Formic acid generated from CO2 has been proposed both as a key intermediate renewable chemical feedstock as well as a potential energy storage chemical media for hydrogen. In this paper, we describe a novel three compartment electrochemical cell configuration with the capability of directly producing a pure formic acid product in the concentration range of 5 – 20 wt% at high current densities and Faradaic yields. The electrochemical cell employs a Dioxide Materials Sustainion™ anion membrane, allowing for the improved CO2 electrochemical reduction performance. Stable electrochemical cell performance for more than 500 hours has been experimentally demonstrated.
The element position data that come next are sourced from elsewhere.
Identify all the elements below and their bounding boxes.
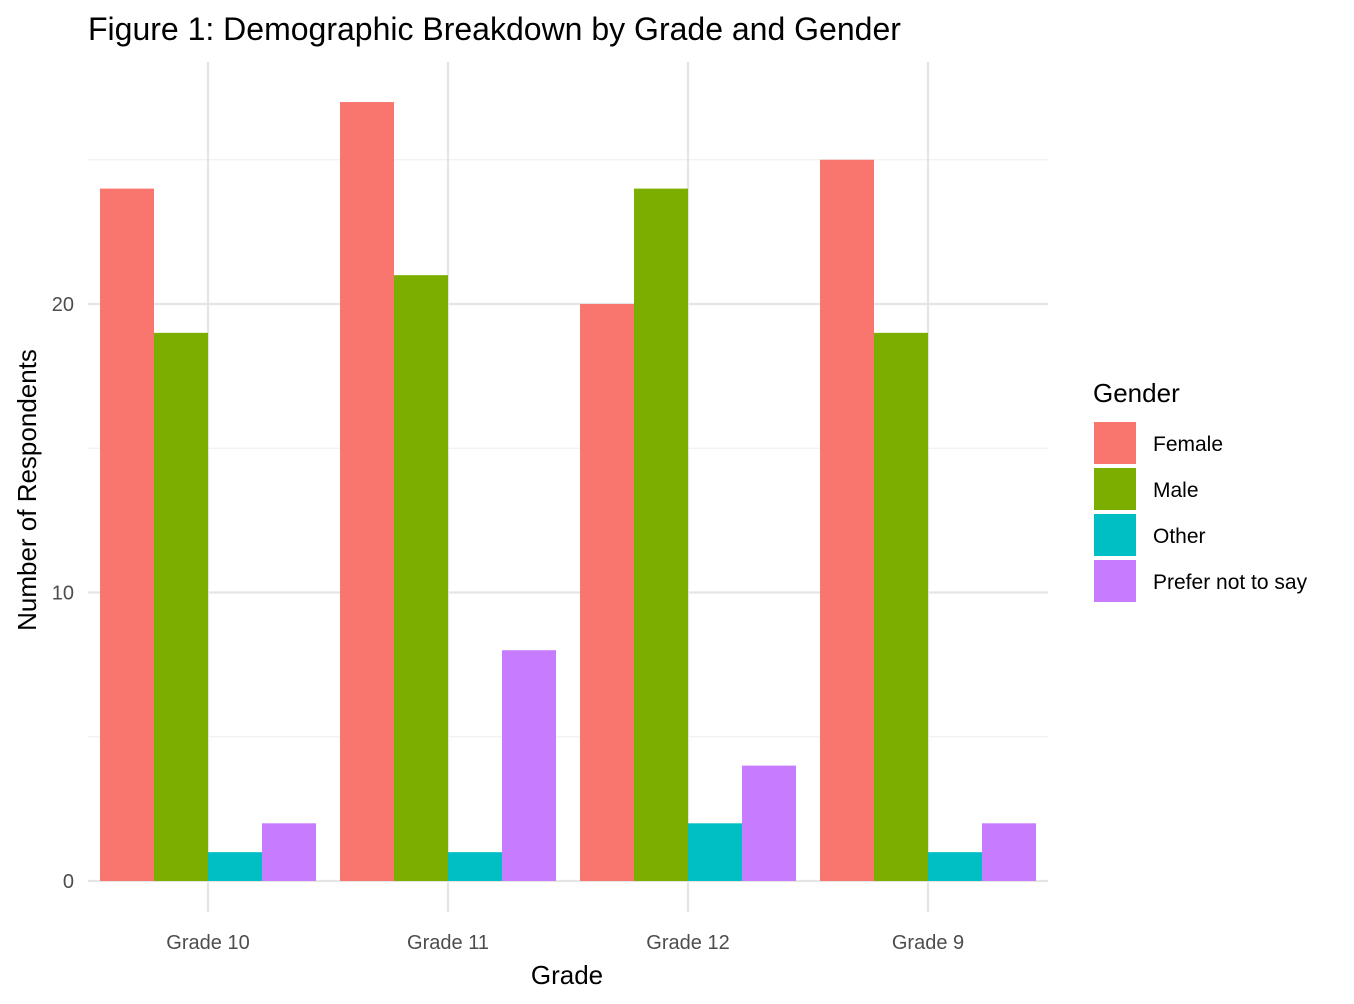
y-tick-label: 0 [63,871,74,893]
bar-male-grade-12 [634,188,688,882]
x-tick-label: Grade 9 [892,932,964,954]
bar-prefer-not-to-say-grade-9 [982,823,1036,881]
chart-title: Figure 1: Demographic Breakdown by Grade… [88,11,901,47]
bar-male-grade-9 [874,332,928,882]
legend-label: Male [1153,479,1199,502]
bars [100,102,1036,882]
legend-label: Female [1153,433,1223,456]
y-axis-ticks: 0 10 20 [52,294,74,893]
x-axis-ticks: Grade 10 Grade 11 Grade 12 Grade 9 [166,932,964,954]
legend-swatch-prefer-not-to-say [1094,560,1136,602]
x-tick-label: Grade 11 [407,932,489,954]
bar-prefer-not-to-say-grade-10 [262,823,316,881]
x-axis-title: Grade [531,960,603,990]
legend-swatch-other [1094,514,1136,556]
bar-female-grade-11 [340,102,394,882]
legend-swatch-female [1094,422,1136,464]
legend-label: Prefer not to say [1153,571,1308,594]
bar-female-grade-12 [580,304,634,881]
x-tick-label: Grade 12 [646,932,729,954]
legend: Gender Female Male Other Prefer not to say [1093,378,1308,602]
bar-male-grade-10 [154,332,208,882]
bar-prefer-not-to-say-grade-12 [742,765,796,881]
bar-female-grade-10 [100,188,154,882]
x-tick-label: Grade 10 [166,932,249,954]
legend-label: Other [1153,525,1206,548]
bar-other-grade-11 [448,852,502,881]
bar-prefer-not-to-say-grade-11 [502,650,556,881]
y-tick-label: 10 [52,583,74,605]
bar-other-grade-12 [688,823,742,881]
y-axis-title: Number of Respondents [12,349,42,631]
legend-swatch-male [1094,468,1136,510]
legend-title: Gender [1093,378,1180,408]
bar-other-grade-9 [928,852,982,881]
bar-male-grade-11 [394,275,448,881]
bar-female-grade-9 [820,159,874,881]
bar-other-grade-10 [208,852,262,881]
y-tick-label: 20 [52,294,74,316]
Figure 1 shows the current produced as a function of the cell voltage in a cell with a tin cathode, and IrO2 anode, and deionized water in the middle compartment with no electrolyte added to the water. Notice that one can obtain up to 200 mA/cm² at reasonable cell voltages.

Figure 2 shows how the exit concentration and Faradaic efficiency varies with flowrate. Experimentally, as the Faradaic efficiency decreases as the formic acid concentration rises. Physically, the some of the formic acid is transported to the anode, where it is oxidized leading to formic acid loss. The use of thicker and/or higher MW PSA cation membranes significantly reduces these formate losses.

Figure 3 shows a steady state run. In this case, we are able to maintain an output concentration of 15% formic acid for 500 hours, with no significant change in cell voltage.